1817 – He was born David Henry Thoreau on the 12th day of July this year in Concord, Massachusetts.
1833 – Between this year and year 1837, he studied at Harvard University. He lived in Hollis Hall and took courses in rhetoric, classics, philosophy, mathematics and science.
1835 – During a leave of absence from Harvard in this year, he taught school in Canton, Massachusetts.
1837 – After graduating this year, he joined the faculty of Concord Academy, but he refused to administer corporal punishment and the school board soon dismissed him.
1838 – He and his brother John then opened a grammar school in Concord.
1841 – The school ended when his brother John became fatally ill from tetanus.
1842 – His first essay published there was Natural History of Massachusetts; half book review, half natural history essay, it appeared in this year.

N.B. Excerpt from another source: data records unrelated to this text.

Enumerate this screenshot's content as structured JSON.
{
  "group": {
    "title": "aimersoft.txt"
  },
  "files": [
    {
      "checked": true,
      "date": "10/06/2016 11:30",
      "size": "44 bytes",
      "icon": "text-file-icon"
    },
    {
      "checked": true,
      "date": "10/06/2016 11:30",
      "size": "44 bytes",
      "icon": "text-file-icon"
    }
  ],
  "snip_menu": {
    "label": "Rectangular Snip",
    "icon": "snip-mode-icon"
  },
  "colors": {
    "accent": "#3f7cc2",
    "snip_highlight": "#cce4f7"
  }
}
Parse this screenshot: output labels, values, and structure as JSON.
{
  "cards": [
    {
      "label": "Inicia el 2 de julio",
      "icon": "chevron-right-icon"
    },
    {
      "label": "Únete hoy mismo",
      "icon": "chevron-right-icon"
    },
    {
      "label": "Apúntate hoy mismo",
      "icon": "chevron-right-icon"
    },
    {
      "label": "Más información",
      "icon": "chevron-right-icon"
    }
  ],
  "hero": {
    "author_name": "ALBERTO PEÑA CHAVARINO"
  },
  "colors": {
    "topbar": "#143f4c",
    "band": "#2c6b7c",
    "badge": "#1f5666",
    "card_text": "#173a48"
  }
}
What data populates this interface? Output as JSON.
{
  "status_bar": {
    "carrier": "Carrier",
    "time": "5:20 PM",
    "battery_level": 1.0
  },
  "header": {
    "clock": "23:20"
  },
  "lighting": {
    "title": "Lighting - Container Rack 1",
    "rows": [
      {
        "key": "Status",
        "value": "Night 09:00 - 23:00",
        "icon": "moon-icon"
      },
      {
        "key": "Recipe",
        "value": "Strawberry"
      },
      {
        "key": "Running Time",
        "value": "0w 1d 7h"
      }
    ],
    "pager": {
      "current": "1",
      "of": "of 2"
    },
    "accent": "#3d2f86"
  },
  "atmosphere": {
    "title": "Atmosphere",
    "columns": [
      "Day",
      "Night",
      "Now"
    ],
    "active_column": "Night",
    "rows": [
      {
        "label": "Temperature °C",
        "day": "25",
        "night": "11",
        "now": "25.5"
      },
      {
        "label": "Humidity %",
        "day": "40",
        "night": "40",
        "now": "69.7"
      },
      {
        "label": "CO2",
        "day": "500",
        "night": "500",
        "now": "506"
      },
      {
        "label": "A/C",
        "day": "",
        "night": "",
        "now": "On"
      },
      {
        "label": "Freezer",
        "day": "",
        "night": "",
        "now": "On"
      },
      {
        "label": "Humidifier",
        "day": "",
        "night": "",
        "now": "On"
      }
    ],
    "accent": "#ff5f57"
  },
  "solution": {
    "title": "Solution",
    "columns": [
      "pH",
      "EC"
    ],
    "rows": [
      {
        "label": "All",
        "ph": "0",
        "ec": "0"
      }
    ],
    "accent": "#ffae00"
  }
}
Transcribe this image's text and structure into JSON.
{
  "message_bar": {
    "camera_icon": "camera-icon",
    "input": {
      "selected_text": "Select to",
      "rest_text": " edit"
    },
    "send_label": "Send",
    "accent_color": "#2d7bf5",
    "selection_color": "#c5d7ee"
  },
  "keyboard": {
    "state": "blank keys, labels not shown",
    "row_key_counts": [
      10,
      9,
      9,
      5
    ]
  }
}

1843 – He moved to the home of William Emerson on Staten Island, tutoring the family sons while writing for New York periodicals, aided in part by his future literary representative Horace Greeley.
1844 – He and his friend Edward Hoar accidentally set a fire that consumed 300 acres of Walden Woods.
1846 – He ran into the local tax collector, Sam Staples, who asked him to pay six years of delinquent poll taxes. He refused because of his opposition to the Mexican-American War and slavery, and he spent a night in jail because of this refusal.
1848 – He delivered lectures “on The Rights and Duties of the Individual in relation to Government.”
1851 – He became increasingly fascinated with natural history and travel/expedition narratives. He read avidly on botany and often wrote observations on this topic into his Journal.
1859 – Following a late night excursion to count the rings of tree stumps during a rainstorm, he became ill with bronchitis. His health declined over three years with brief periods of remission, until he eventually became bedridden.
1862 – He died on May 6 of this year, at the age of 44. Originally buried in the Dunbar family plot, he and members of his immediate family were eventually moved to Sleepy Hollow Cemetery in Concord, Massachusetts.